Steelhead LNG cancels plans for floating terminal
200 jobs, 30 years of revenue were estimated from proposed export facility outside Victoria

Steelhead LNG is no longer exploring a proposal for a liquefied natural gas terminal on south Vancouver Island.
The company announced plans in August 2015 to build a floating facility moored to shore with capacity to process up to six million tonnes of LNG per year.
The proposal was in partnership with the Malahat Nation, which owns the Bamberton industrial site about 40 kilometres north of Victoria, .
"Steelhead LNG made the decision after careful consideration and based on several factors, as we look to develop a project that delivers low-cost LNG that is globally competitive," a statement from the company said Friday.

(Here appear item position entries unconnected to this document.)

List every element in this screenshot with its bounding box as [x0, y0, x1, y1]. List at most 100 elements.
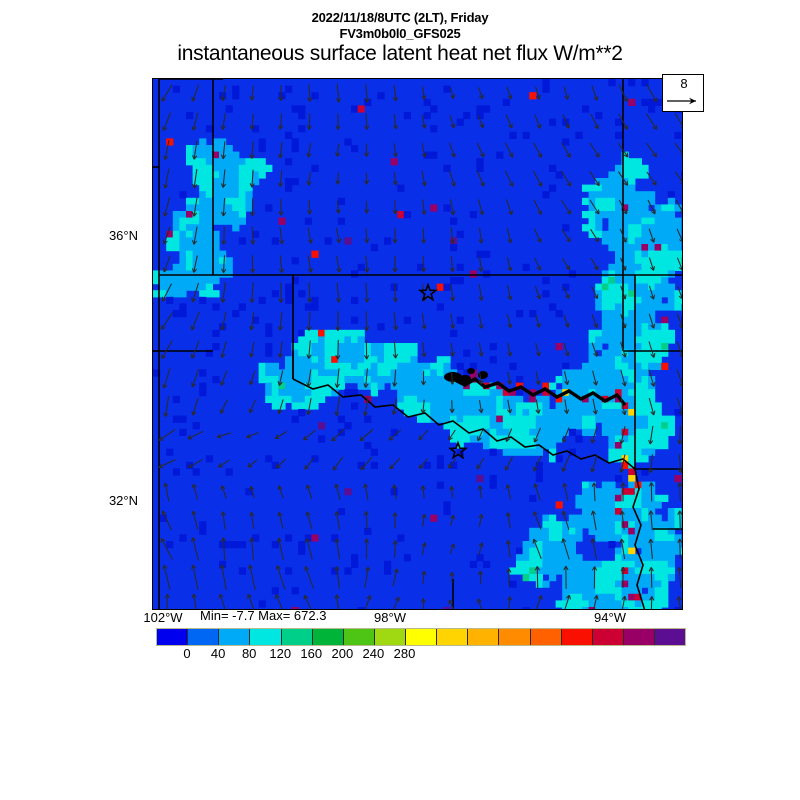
wind-vector	[561, 142, 571, 158]
state-border-18	[632, 468, 646, 609]
wind-vector	[247, 459, 258, 468]
wind-vector	[648, 397, 656, 416]
wind-vector	[535, 342, 541, 357]
colorbar-segment-12	[530, 629, 562, 645]
wind-vector	[332, 456, 344, 471]
wind-vector	[363, 511, 369, 530]
wind-vector	[191, 483, 199, 500]
wind-vector	[591, 314, 599, 328]
wind-vector	[507, 596, 513, 609]
wind-vector	[674, 171, 682, 185]
wind-vector	[620, 257, 627, 271]
wind-vector	[392, 369, 398, 387]
wind-vector	[220, 85, 226, 102]
wind-vector	[307, 84, 313, 102]
wind-vector	[448, 429, 456, 441]
wind-vector	[648, 228, 656, 243]
wind-vector	[449, 400, 455, 413]
wind-vector	[504, 456, 513, 471]
wind-vector	[477, 87, 484, 100]
star-marker-2	[448, 440, 468, 460]
wind-vector	[391, 398, 398, 415]
model-line: FV3m0b0l0_GFS025	[339, 26, 461, 41]
wind-vector	[561, 455, 570, 472]
wind-vector	[392, 200, 398, 215]
wind-vector	[392, 171, 398, 186]
wind-vector	[421, 171, 427, 187]
wind-vector	[590, 229, 599, 243]
wind-vector	[220, 485, 227, 499]
wind-vector	[392, 143, 398, 158]
wind-vector	[476, 428, 484, 442]
colorbar-tick-80: 80	[241, 646, 257, 661]
wind-vector	[562, 114, 570, 129]
wind-vector	[307, 282, 313, 303]
wind-vector	[277, 485, 284, 499]
wind-vector	[533, 142, 543, 158]
wind-vector	[676, 228, 682, 243]
wind-vector	[274, 431, 288, 440]
wind-vector	[303, 429, 316, 441]
wind-vector	[246, 432, 259, 439]
wind-vector	[618, 171, 629, 186]
wind-vector	[306, 311, 312, 331]
wind-vector	[675, 199, 682, 214]
wind-vector	[648, 567, 654, 588]
colorbar-segment-0	[157, 629, 189, 645]
wind-vector	[334, 368, 340, 388]
wind-vector	[448, 458, 456, 469]
arrow-right-icon	[667, 97, 696, 105]
wind-vector	[506, 285, 513, 301]
wind-vector	[620, 341, 627, 358]
page-title: instantaneous surface latent heat net fl…	[177, 42, 623, 65]
wind-vector	[364, 566, 371, 589]
wind-vector	[620, 313, 627, 329]
wind-vector	[505, 540, 511, 558]
colorbar[interactable]	[156, 628, 686, 646]
wind-vector	[593, 595, 599, 609]
wind-vector	[504, 142, 514, 158]
wind-vector	[303, 594, 312, 609]
wind-vector	[392, 84, 399, 102]
wind-vector	[221, 226, 227, 245]
colorbar-segment-16	[655, 629, 686, 645]
wind-vector	[335, 83, 342, 103]
wind-vector	[506, 86, 513, 100]
wind-vector	[477, 199, 485, 216]
wind-vector	[307, 255, 313, 273]
wind-vector	[364, 228, 370, 244]
wind-vector	[648, 313, 656, 329]
wind-vector	[477, 485, 483, 499]
wind-vector	[249, 341, 255, 358]
wind-vector	[450, 313, 456, 329]
wind-vector	[676, 341, 682, 358]
wind-vector	[392, 568, 399, 587]
wind-vector	[676, 369, 682, 387]
wind-vector	[278, 255, 285, 273]
wind-vector	[306, 113, 312, 130]
wind-vector	[192, 140, 198, 160]
wind-vector	[533, 483, 541, 501]
wind-vector	[363, 483, 369, 501]
wind-vector	[249, 485, 255, 498]
wind-vector	[364, 311, 370, 331]
wind-vector	[449, 199, 456, 216]
wind-vector	[648, 285, 656, 300]
lat-label-36n: 36°N	[108, 228, 138, 243]
wind-vector	[618, 113, 628, 130]
wind-vector	[646, 171, 657, 186]
wind-vector	[618, 199, 628, 215]
wind-vector	[364, 255, 370, 273]
wind-vector	[218, 459, 230, 468]
wind-vector	[220, 370, 228, 386]
wind-vector	[392, 255, 398, 273]
wind-vector	[590, 510, 597, 531]
wind-vector	[532, 170, 543, 187]
wind-vector	[277, 141, 284, 159]
wind-vector	[160, 312, 173, 330]
wind-vector	[648, 482, 654, 502]
wind-vector	[335, 339, 341, 360]
wind-vector	[592, 398, 598, 415]
wind-vector	[535, 399, 541, 414]
map-plot-area[interactable]	[152, 78, 683, 610]
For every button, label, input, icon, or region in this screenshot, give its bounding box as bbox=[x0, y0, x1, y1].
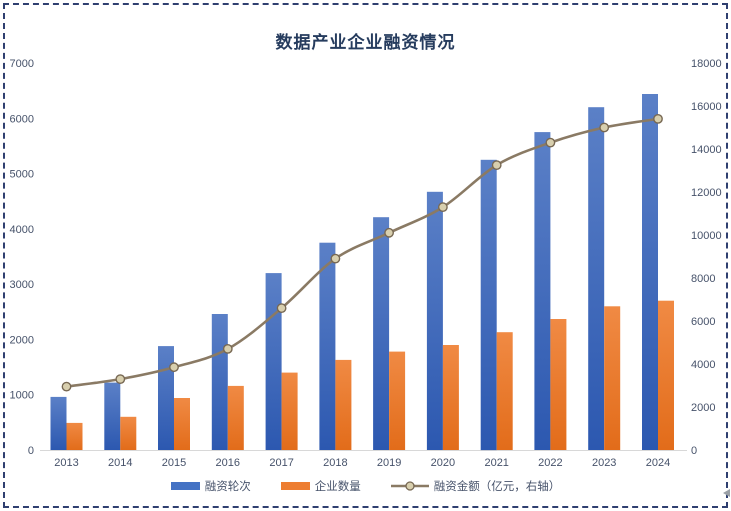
svg-text:7000: 7000 bbox=[10, 58, 34, 70]
svg-text:10000: 10000 bbox=[691, 230, 722, 242]
svg-text:4000: 4000 bbox=[691, 359, 715, 371]
svg-text:2000: 2000 bbox=[691, 402, 715, 414]
svg-text:1000: 1000 bbox=[10, 390, 34, 402]
svg-text:0: 0 bbox=[691, 445, 697, 457]
svg-text:2015: 2015 bbox=[162, 457, 186, 469]
legend-item-financing-amount: 融资金额（亿元，右轴） bbox=[390, 478, 561, 494]
svg-text:2016: 2016 bbox=[216, 457, 240, 469]
svg-text:16000: 16000 bbox=[691, 101, 722, 113]
cursor-arrow-icon bbox=[723, 489, 730, 497]
svg-text:2024: 2024 bbox=[646, 457, 670, 469]
bar-swatch-orange-icon bbox=[280, 482, 310, 490]
svg-text:2021: 2021 bbox=[484, 457, 508, 469]
legend-item-financing-rounds: 融资轮次 bbox=[170, 478, 251, 494]
svg-text:2023: 2023 bbox=[592, 457, 616, 469]
svg-text:2017: 2017 bbox=[269, 457, 293, 469]
bar-swatch-blue-icon bbox=[170, 482, 200, 490]
legend-label-financing-rounds: 融资轮次 bbox=[204, 481, 251, 493]
svg-text:2018: 2018 bbox=[323, 457, 347, 469]
svg-text:14000: 14000 bbox=[691, 144, 722, 156]
chart-legend: 融资轮次 企业数量 融资金额（亿元，右轴） bbox=[0, 478, 731, 494]
svg-text:6000: 6000 bbox=[691, 316, 715, 328]
svg-text:2013: 2013 bbox=[54, 457, 78, 469]
svg-text:2022: 2022 bbox=[538, 457, 562, 469]
svg-text:2000: 2000 bbox=[10, 334, 34, 346]
legend-label-company-count: 企业数量 bbox=[314, 481, 361, 493]
svg-text:5000: 5000 bbox=[10, 169, 34, 181]
legend-label-financing-amount: 融资金额（亿元，右轴） bbox=[433, 481, 561, 493]
svg-text:2014: 2014 bbox=[108, 457, 132, 469]
svg-text:8000: 8000 bbox=[691, 273, 715, 285]
svg-text:18000: 18000 bbox=[691, 58, 722, 70]
chart-title: 数据产业企业融资情况 bbox=[275, 33, 456, 52]
svg-text:12000: 12000 bbox=[691, 187, 722, 199]
legend-item-company-count: 企业数量 bbox=[280, 478, 361, 494]
svg-text:6000: 6000 bbox=[10, 113, 34, 125]
svg-text:0: 0 bbox=[28, 445, 34, 457]
svg-text:4000: 4000 bbox=[10, 224, 34, 236]
line-marker-swatch-icon bbox=[390, 481, 429, 491]
svg-text:3000: 3000 bbox=[10, 279, 34, 291]
svg-text:2019: 2019 bbox=[377, 457, 401, 469]
svg-text:2020: 2020 bbox=[431, 457, 455, 469]
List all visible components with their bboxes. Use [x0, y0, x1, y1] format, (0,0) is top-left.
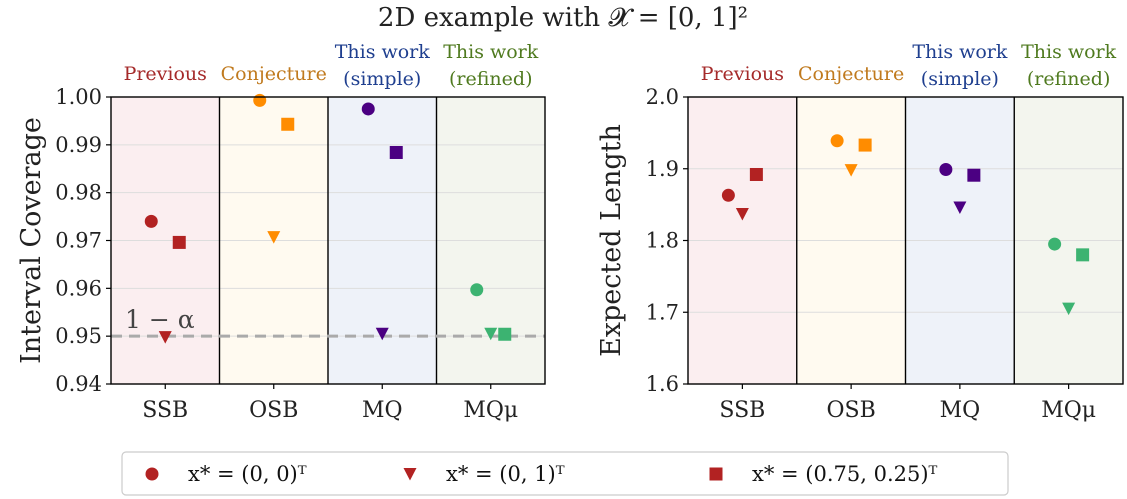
method-group-label: (refined) — [1027, 68, 1110, 90]
y-tick-label: 1.9 — [646, 157, 679, 181]
coverage-panel: 1 − α 0.94 0.95 0.96 0.97 0.98 0.99 1.00 SSB OSB M… — [16, 41, 546, 423]
data-point — [267, 231, 281, 244]
method-group-label: Conjecture — [221, 63, 327, 85]
y-tick-label: 0.97 — [55, 229, 102, 253]
legend-label: x* = (0, 1)ᵀ — [446, 462, 565, 486]
method-group-label: Conjecture — [798, 63, 904, 85]
legend-box — [121, 451, 1009, 496]
data-point — [484, 327, 498, 341]
y-axis-title: Interval Coverage — [16, 117, 47, 364]
x-tick-label: MQμ — [1041, 398, 1096, 423]
method-group-label: (simple) — [343, 68, 421, 90]
x-tick-label: OSB — [826, 398, 875, 423]
legend: x* = (0, 0)ᵀ x* = (0, 1)ᵀ x* = (0.75, 0.25… — [121, 451, 1009, 496]
method-group-label: This work — [335, 41, 431, 63]
legend-marker — [709, 467, 723, 481]
data-point — [939, 162, 953, 176]
y-tick-label: 0.96 — [55, 276, 102, 300]
data-point — [1062, 302, 1076, 316]
y-tick-label: 1.6 — [646, 372, 679, 396]
method-group-label: Previous — [701, 63, 784, 85]
y-tick-label: 1.7 — [646, 300, 679, 324]
legend-label: x* = (0, 0)ᵀ — [188, 462, 307, 486]
method-group-label: (refined) — [449, 68, 532, 90]
reference-line-label: 1 − α — [125, 305, 195, 334]
y-tick-label: 2.0 — [646, 85, 679, 109]
data-point — [498, 327, 512, 341]
data-point — [375, 327, 389, 341]
data-point — [830, 134, 844, 148]
data-point — [253, 93, 267, 107]
length-panel: 1.6 1.7 1.8 1.9 2.0 SSB OSB MQ MQμ Expected Lengt… — [596, 41, 1124, 423]
x-tick-label: MQμ — [463, 398, 518, 423]
x-tick-label: SSB — [719, 398, 765, 423]
data-point — [721, 188, 735, 202]
legend-label: x* = (0.75, 0.25)ᵀ — [752, 462, 938, 486]
y-tick-label: 0.99 — [55, 133, 102, 157]
data-point — [1076, 248, 1090, 262]
method-group-label: This work — [912, 41, 1008, 63]
x-tick-label: MQ — [362, 398, 403, 423]
figure-title: 2D example with 𝓧 = [0, 1]² — [378, 3, 748, 33]
data-point — [158, 331, 172, 344]
data-point — [749, 167, 763, 181]
data-point — [858, 138, 872, 152]
x-tick-label: SSB — [142, 398, 188, 423]
y-tick-label: 1.00 — [55, 85, 102, 109]
x-tick-label: OSB — [249, 398, 298, 423]
method-group-label: Previous — [124, 63, 207, 85]
data-point — [361, 102, 375, 116]
y-tick-label: 0.94 — [55, 372, 102, 396]
data-point — [389, 145, 403, 159]
y-tick-label: 1.8 — [646, 229, 679, 253]
legend-marker — [145, 467, 159, 481]
method-group-label: This work — [1021, 41, 1117, 63]
data-point — [470, 283, 484, 297]
data-point — [844, 164, 858, 177]
method-group-label: (simple) — [921, 68, 999, 90]
data-point — [1048, 237, 1062, 251]
y-axis-title: Expected Length — [596, 124, 627, 357]
y-tick-label: 0.98 — [55, 181, 102, 205]
data-point — [144, 214, 158, 228]
data-point — [281, 117, 295, 131]
legend-marker — [403, 468, 417, 481]
data-point — [735, 207, 749, 221]
data-point — [172, 235, 186, 249]
method-group-label: This work — [443, 41, 539, 63]
data-point — [953, 201, 967, 214]
data-point — [967, 168, 981, 182]
x-tick-label: MQ — [940, 398, 981, 423]
y-tick-label: 0.95 — [55, 324, 102, 348]
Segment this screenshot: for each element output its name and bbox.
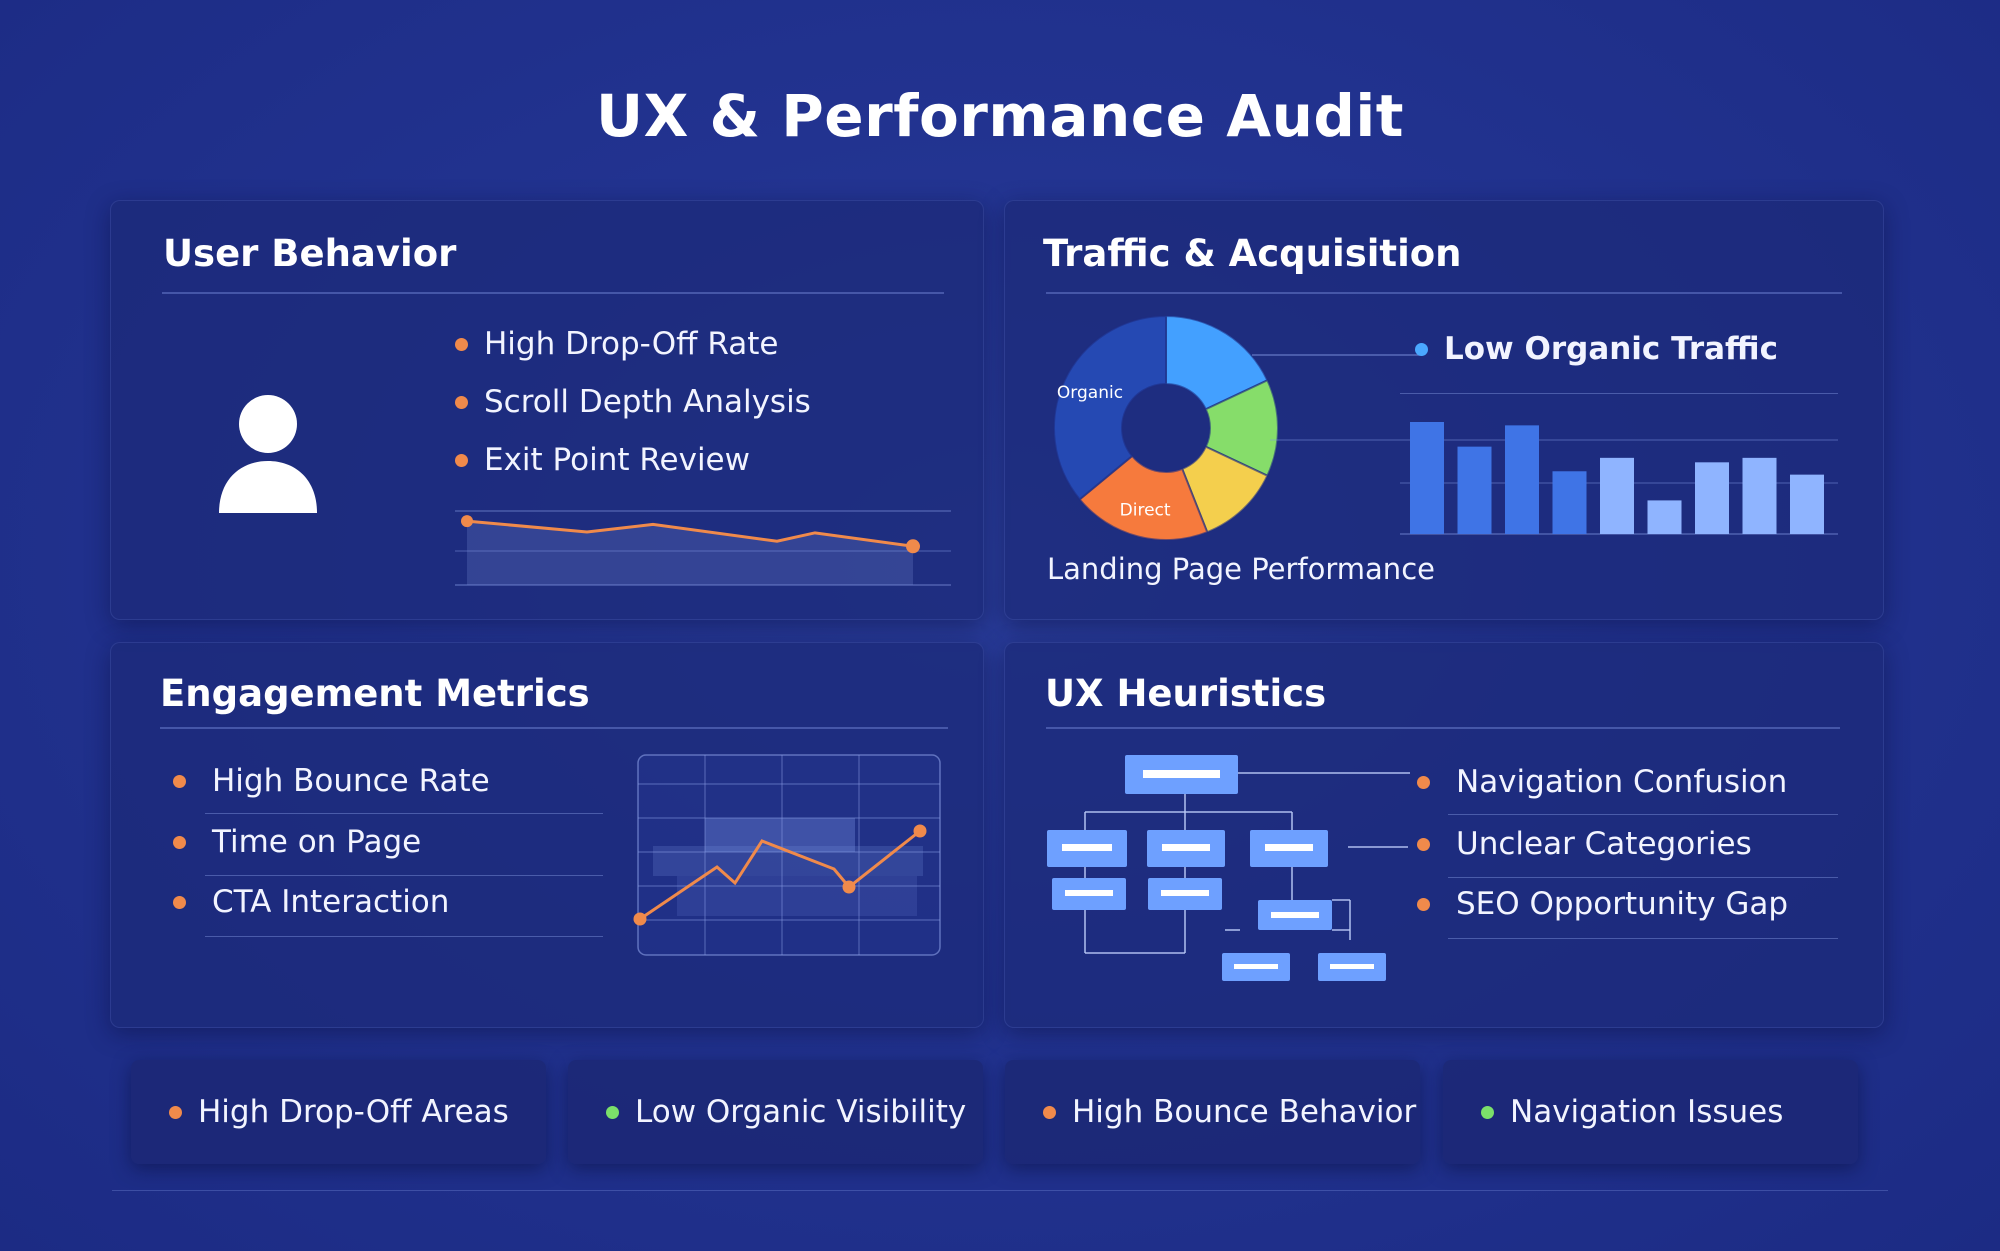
traffic-bar: [1457, 446, 1492, 534]
bullet-dot: [1417, 775, 1430, 789]
engagement-item: Time on Page: [173, 824, 421, 860]
heuristics-item: Unclear Categories: [1417, 826, 1752, 862]
bullet-dot: [173, 895, 186, 909]
bullet-dot: [455, 453, 468, 467]
donut-slice: [1078, 454, 1209, 541]
bullet-dot: [455, 395, 468, 409]
chip-dot: [169, 1105, 182, 1119]
chip-dot: [606, 1105, 619, 1119]
engagement-item-divider: [205, 936, 603, 937]
heuristics-item-divider: [1448, 877, 1838, 878]
user-behavior-item: High Drop-Off Rate: [455, 326, 778, 362]
heuristics-divider: [1046, 727, 1840, 729]
trend-point: [461, 515, 473, 528]
heuristics-title: UX Heuristics: [1045, 672, 1327, 715]
traffic-bar: [1647, 500, 1682, 534]
engagement-item-divider: [205, 813, 603, 814]
chip-dot: [1043, 1105, 1056, 1119]
trend-line: [466, 519, 914, 548]
traffic-panel: [1004, 200, 1884, 620]
engagement-item-divider: [205, 875, 603, 876]
chip-dot: [1481, 1105, 1494, 1119]
traffic-bar-chart: [1400, 422, 1838, 535]
trend-point: [906, 539, 920, 554]
traffic-callout: Low Organic Traffic: [1415, 331, 1778, 367]
traffic-bar: [1505, 425, 1539, 534]
footer-divider: [112, 1190, 1888, 1191]
traffic-callout-divider: [1400, 393, 1838, 394]
heuristics-item: SEO Opportunity Gap: [1417, 886, 1788, 922]
traffic-bar: [1410, 422, 1444, 534]
traffic-bar: [1552, 471, 1587, 534]
engagement-title: Engagement Metrics: [160, 672, 590, 715]
engagement-item: CTA Interaction: [173, 884, 449, 920]
sitemap-icon: [1047, 755, 1410, 981]
engagement-trend-point: [842, 880, 856, 894]
traffic-bar: [1790, 474, 1824, 534]
user-icon: [219, 395, 317, 513]
summary-chip-organic: Low Organic Visibility: [568, 1060, 983, 1164]
bullet-dot: [1417, 837, 1430, 851]
traffic-bar: [1695, 462, 1729, 534]
bullet-dot: [1417, 897, 1430, 911]
heuristics-item: Navigation Confusion: [1417, 764, 1787, 800]
heuristics-item-divider: [1448, 938, 1838, 939]
user-behavior-divider: [162, 292, 944, 294]
callout-dot: [1415, 342, 1428, 356]
donut-label: Direct: [1120, 500, 1171, 520]
traffic-bar: [1742, 457, 1777, 534]
traffic-caption: Landing Page Performance: [1047, 552, 1435, 586]
donut-slice: [1053, 314, 1167, 501]
summary-chip-bounce: High Bounce Behavior: [1005, 1060, 1420, 1164]
user-behavior-item: Scroll Depth Analysis: [455, 384, 811, 420]
user-behavior-item: Exit Point Review: [455, 442, 750, 478]
bullet-dot: [455, 337, 468, 351]
donut-label: Organic: [1057, 383, 1123, 403]
user-behavior-title: User Behavior: [163, 232, 457, 275]
traffic-bar: [1600, 457, 1634, 534]
engagement-divider: [160, 727, 948, 729]
page-title: UX & Performance Audit: [596, 82, 1404, 150]
summary-chip-drop-off: High Drop-Off Areas: [131, 1060, 546, 1164]
engagement-trend-point: [633, 912, 647, 926]
traffic-title: Traffic & Acquisition: [1043, 232, 1462, 275]
traffic-donut-chart: Direct Organic: [1053, 314, 1279, 541]
engagement-trend-chart: [633, 754, 941, 956]
bullet-dot: [173, 774, 186, 788]
summary-chip-navigation: Navigation Issues: [1443, 1060, 1858, 1164]
donut-slice: [1165, 314, 1269, 411]
user-behavior-trend-chart: [455, 510, 951, 586]
bullet-dot: [173, 835, 186, 849]
engagement-trend-point: [913, 824, 927, 838]
heuristics-item-divider: [1448, 814, 1838, 815]
engagement-item: High Bounce Rate: [173, 763, 490, 799]
traffic-divider: [1046, 292, 1842, 294]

A vocal critic of the proposal, Adam Olsen, the B.C. Green Party MLA for Saanich North and the Islands, said he was always sceptical about its chances of success.
"I was excited by the news that we're not going to have this level of industrial activity in the Saanich Inlet," Olsen told On the Island host Gregor Craigie.
Olsen said community opposition to the proposed LNG plant included pollution concerns and the opposition to running loaded tanker ships past residential neighbourhood on the Saanich peninsula.
Underwater gas pipeline 'problematic'
However, he said, a particular challenge for the Steelhead-Malahat Nation proposal was getting an underwater natural gas pipeline to the Saanich Inlet terminal site, from Cherry Point in Washington State through the Gulf Islands and an environmentally protected area.
"I think the economics of building that pipeline probably were problematic," Olsen said.
He said Steelhead LNG will have a similar challenge getting a gas pipeline to its other proposed facility, called the Kwispaa LNG project, southwest of Port Alberni on Vancouver Island.
Larger LNG proposal survives
Steelhead LNG says it will continue to explore its proposal for the larger-capacity Kwispaa LNG project, formerly called Sarita LNG. The Kwispaa project is in partnership with the Huu-ay-aht First Nation.
Meanwhile, Olsen said the prospects are better for future economic development on the Bamberton lands without the prospect of an LNG terminal on the 525-hectare site, which was purchased by the Malahat Nation in 2015 for $37.5-million.
"LNG facilities not being compatible with virtually anything else, that would have left that land not available for other opportunities," he said.
"Now that this LNG fiasco is over … they can start to explore then in earnest."